Remarks at a High-Level Panel on COVID-19 and Older Persons at the UN Open-Ended Working Group on Ageing

Mara Burr
Director of Multilateral Relations, Office for Global Affairs
U.S. Department of Health and Human Services
Washington, D.C.
March 30, 2021


In the United States, the Coronavirus disease 2019 (COVID-19) pandemic has disproportionately impacted older adults; eight of 10 COVID-19 deaths reported in the United States have been in adults age 65 years or older.

Adherence to public health recommendations amid COVID-19 has been critical to reduce infections and save lives, but has also increased experiences of loneliness and social isolation. Some older adults have had delays in receiving or seeking treatment and necessary medical care.
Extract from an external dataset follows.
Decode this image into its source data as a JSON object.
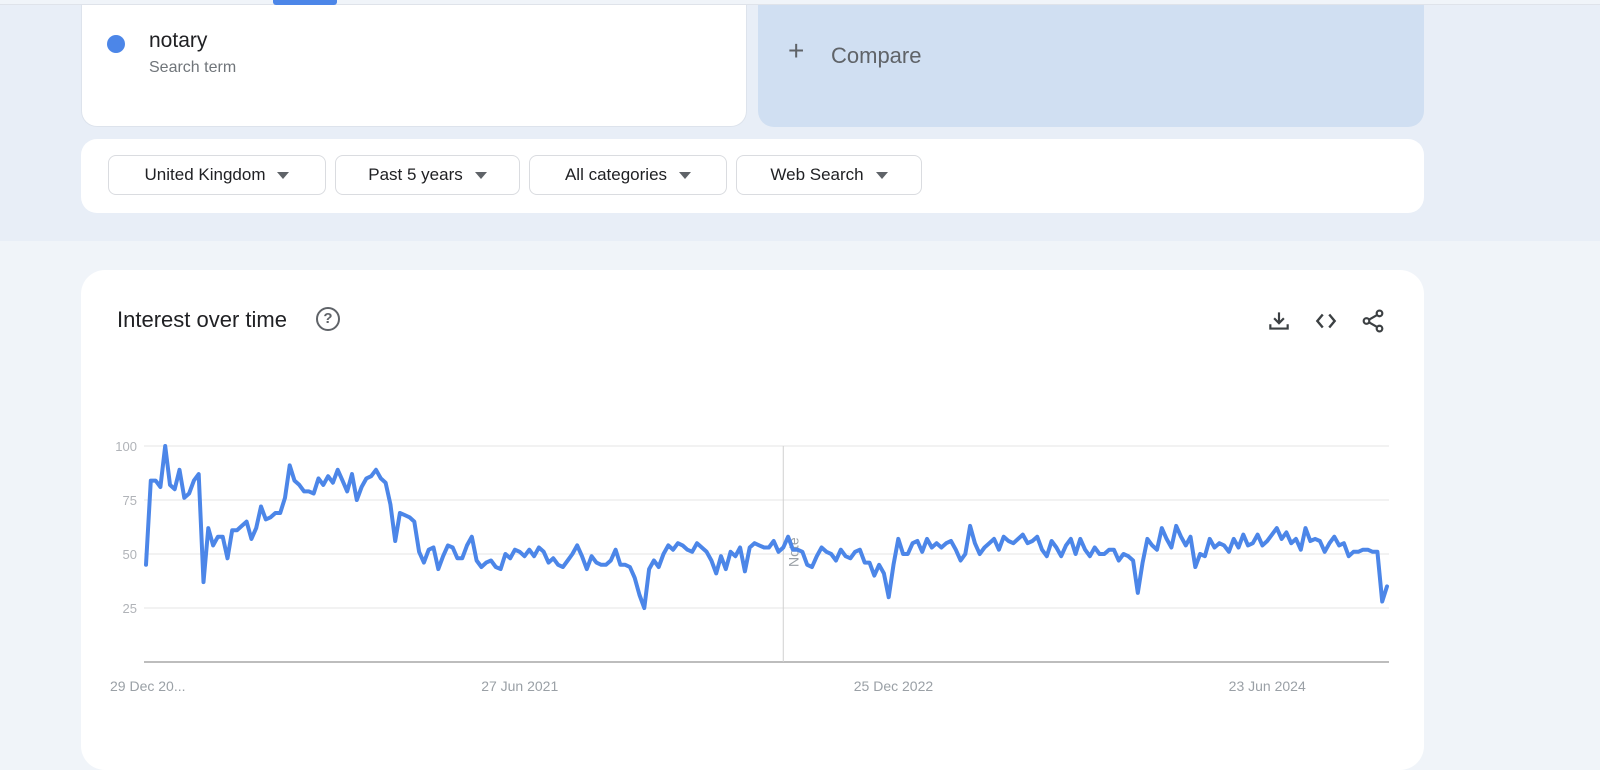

The United States government has leveraged the capability of technology-enabled solutions and our networks to meet the needs of individuals, including older adults, amid COVID-19.

For example, the U.S. Department of Health and Human Services’ (HHS) Centers for Medicare and Medicaid Services expanded telehealth coverage for a wider range of healthcare services amid the pandemic. HHS’s Administration for Community Living (ACL), coordinated a health innovation challenge competition for technology-enabled solutions to address loneliness and social isolation among older adults, persons with disabilities, and Veterans. HHS’s National Institute on Aging also released funding opportunities to strengthen capacity and research development to support COVID-19 testing in traditionally underserved communities.
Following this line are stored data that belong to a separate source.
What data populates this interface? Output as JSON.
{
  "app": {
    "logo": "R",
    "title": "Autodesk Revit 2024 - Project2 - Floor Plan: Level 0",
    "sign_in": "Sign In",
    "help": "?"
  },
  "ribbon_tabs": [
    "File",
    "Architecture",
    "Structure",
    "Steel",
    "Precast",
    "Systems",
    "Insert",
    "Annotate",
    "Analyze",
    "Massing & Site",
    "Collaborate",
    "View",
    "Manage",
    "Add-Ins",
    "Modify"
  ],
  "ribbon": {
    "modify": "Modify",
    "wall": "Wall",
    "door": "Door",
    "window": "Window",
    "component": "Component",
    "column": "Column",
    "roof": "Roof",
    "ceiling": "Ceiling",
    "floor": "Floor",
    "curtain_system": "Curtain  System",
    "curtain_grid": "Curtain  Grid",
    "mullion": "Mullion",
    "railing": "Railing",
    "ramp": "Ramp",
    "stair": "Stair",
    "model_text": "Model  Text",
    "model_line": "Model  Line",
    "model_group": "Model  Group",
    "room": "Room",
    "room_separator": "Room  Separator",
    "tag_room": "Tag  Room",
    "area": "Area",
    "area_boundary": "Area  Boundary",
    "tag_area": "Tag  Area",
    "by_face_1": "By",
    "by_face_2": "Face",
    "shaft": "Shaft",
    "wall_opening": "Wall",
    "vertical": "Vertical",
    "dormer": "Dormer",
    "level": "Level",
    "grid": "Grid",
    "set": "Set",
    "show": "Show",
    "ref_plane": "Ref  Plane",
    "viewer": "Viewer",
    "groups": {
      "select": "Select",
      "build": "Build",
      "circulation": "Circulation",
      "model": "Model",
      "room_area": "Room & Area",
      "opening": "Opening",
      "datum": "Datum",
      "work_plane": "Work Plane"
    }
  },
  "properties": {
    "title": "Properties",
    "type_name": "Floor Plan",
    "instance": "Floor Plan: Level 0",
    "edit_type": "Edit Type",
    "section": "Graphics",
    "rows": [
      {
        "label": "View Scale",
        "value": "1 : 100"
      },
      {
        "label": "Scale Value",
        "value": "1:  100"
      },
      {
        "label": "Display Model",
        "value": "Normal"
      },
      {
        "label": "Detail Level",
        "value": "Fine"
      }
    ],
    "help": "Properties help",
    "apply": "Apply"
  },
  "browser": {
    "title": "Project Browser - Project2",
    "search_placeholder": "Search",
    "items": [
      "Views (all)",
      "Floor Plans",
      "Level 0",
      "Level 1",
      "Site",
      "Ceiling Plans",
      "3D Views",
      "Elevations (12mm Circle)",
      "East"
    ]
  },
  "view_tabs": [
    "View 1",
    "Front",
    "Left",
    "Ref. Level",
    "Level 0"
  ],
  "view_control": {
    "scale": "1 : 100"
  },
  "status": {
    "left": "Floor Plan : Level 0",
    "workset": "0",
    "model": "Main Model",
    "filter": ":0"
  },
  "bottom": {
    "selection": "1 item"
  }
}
The pandemic has highlighted barriers around technology-enabled solutions such equitable access for individuals across the socioeconomic spectrum, exacerbated by differences in digital infrastructure; lack of person-centered design considering older persons’ needs; affordability; and the need for scalable solutions validated by robust evaluation.
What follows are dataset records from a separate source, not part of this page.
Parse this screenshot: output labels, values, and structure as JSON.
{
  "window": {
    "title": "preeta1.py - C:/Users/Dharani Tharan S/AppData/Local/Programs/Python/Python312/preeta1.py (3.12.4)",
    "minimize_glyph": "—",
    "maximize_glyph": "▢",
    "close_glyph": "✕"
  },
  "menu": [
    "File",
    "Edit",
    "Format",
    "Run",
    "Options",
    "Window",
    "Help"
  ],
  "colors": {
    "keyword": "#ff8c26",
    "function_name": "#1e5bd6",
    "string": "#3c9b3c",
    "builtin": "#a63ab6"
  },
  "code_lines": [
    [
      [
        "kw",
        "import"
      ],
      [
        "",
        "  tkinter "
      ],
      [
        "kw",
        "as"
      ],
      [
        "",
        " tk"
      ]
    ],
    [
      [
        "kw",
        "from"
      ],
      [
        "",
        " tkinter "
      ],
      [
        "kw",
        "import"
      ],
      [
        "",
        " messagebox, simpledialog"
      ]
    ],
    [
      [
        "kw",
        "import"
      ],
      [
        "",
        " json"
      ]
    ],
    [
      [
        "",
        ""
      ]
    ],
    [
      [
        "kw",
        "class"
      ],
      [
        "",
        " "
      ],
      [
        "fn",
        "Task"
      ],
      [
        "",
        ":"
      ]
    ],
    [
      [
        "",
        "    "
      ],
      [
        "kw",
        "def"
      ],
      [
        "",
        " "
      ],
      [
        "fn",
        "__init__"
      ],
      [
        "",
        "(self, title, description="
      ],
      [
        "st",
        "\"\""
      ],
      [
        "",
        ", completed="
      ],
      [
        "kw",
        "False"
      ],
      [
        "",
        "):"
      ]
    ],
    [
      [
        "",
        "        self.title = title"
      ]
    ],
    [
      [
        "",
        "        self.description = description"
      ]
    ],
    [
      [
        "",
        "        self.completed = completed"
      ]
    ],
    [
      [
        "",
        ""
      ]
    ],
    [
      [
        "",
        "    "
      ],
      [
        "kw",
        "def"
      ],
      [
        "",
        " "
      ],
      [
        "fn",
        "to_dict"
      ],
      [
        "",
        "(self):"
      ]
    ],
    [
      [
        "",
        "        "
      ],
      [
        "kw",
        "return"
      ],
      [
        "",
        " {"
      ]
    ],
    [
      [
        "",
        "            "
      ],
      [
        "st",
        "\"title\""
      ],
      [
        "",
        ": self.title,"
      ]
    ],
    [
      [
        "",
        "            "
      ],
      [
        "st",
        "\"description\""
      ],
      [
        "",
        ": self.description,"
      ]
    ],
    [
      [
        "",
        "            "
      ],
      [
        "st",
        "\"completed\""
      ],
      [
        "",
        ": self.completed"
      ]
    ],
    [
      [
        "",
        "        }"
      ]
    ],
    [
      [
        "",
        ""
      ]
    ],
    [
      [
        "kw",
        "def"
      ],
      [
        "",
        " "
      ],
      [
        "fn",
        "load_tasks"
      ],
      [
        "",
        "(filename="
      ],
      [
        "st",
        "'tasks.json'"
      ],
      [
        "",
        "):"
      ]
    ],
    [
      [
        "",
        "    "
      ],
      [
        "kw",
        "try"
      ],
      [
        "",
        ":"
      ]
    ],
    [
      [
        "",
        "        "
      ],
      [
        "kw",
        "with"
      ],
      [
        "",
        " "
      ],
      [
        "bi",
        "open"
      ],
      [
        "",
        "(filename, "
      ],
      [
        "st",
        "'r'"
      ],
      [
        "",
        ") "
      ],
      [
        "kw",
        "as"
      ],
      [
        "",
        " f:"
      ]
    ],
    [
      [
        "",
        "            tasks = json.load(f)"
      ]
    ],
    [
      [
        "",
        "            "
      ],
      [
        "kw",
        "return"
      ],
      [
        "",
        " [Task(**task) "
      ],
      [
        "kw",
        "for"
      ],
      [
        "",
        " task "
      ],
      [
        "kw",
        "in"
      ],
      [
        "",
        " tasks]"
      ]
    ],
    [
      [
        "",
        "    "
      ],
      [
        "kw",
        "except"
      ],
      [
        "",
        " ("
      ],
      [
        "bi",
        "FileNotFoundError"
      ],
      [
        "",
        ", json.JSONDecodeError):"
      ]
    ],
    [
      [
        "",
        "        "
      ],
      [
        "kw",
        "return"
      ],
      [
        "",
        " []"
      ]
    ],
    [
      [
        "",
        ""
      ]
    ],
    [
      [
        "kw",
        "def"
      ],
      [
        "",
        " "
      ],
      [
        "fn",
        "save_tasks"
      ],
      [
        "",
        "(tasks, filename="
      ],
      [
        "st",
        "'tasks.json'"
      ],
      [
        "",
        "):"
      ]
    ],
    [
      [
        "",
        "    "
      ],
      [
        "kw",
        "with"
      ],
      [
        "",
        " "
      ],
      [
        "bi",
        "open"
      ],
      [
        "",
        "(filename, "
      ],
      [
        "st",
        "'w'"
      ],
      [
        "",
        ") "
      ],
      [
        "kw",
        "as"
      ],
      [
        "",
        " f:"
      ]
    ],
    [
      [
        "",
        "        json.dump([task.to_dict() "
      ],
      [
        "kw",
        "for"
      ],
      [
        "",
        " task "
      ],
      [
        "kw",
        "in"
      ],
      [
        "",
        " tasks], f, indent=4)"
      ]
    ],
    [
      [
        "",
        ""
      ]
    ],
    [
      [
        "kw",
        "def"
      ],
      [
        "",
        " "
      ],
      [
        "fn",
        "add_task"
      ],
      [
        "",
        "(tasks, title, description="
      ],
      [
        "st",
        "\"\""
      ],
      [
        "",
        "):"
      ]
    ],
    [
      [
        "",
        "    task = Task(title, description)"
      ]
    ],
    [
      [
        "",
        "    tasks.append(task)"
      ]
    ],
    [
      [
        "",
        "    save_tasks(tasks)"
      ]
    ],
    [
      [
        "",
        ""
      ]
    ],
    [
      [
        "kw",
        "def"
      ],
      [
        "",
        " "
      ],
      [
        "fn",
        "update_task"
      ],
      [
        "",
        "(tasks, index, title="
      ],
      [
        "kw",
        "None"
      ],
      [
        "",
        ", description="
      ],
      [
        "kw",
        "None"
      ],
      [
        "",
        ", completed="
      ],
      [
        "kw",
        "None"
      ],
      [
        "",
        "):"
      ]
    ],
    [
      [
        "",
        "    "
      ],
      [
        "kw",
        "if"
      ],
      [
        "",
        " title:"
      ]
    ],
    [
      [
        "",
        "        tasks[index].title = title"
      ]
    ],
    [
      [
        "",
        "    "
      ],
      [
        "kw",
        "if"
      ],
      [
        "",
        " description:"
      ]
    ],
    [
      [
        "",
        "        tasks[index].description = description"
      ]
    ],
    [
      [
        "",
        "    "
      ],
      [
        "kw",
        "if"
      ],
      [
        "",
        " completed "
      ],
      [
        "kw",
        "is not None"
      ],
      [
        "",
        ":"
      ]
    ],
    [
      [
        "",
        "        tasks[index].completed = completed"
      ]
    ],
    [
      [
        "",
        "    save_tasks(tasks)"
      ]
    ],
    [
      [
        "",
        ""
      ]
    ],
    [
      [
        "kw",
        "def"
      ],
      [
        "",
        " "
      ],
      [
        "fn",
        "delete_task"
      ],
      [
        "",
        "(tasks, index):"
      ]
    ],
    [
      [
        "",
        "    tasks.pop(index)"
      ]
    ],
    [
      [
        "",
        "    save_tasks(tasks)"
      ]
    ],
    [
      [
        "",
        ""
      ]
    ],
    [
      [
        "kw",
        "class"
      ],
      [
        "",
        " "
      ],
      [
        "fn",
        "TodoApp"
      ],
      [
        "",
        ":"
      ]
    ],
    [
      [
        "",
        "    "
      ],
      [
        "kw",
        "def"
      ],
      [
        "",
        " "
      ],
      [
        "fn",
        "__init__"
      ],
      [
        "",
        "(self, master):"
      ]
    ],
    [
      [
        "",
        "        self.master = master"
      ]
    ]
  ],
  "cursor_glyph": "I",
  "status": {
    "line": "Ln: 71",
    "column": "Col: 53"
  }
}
We are mobilizing exiting networks and applying new ways of working to support older adults as they navigate the COVID-19 environment. This includes:

  • Activating the aging services network to design and implement creative ways to ensure older adults who need nutrition assistance still receive it.
  • Increasing services such as telephone reassurance outreach and virtual wellness checks to combat loneliness and social isolation.
  • Engaging in innovative practices to maintain activity and connection such as online exercise classes and musical events, and sending games, puzzles, art projects and even seed packets with food boxes to keep older adults active while at home.
  • Forming new partnerships, such as with academic institutions that have engaged students in activities to reduce social isolation and utilizing health care providers to deliver vaccinations to homebound older adults.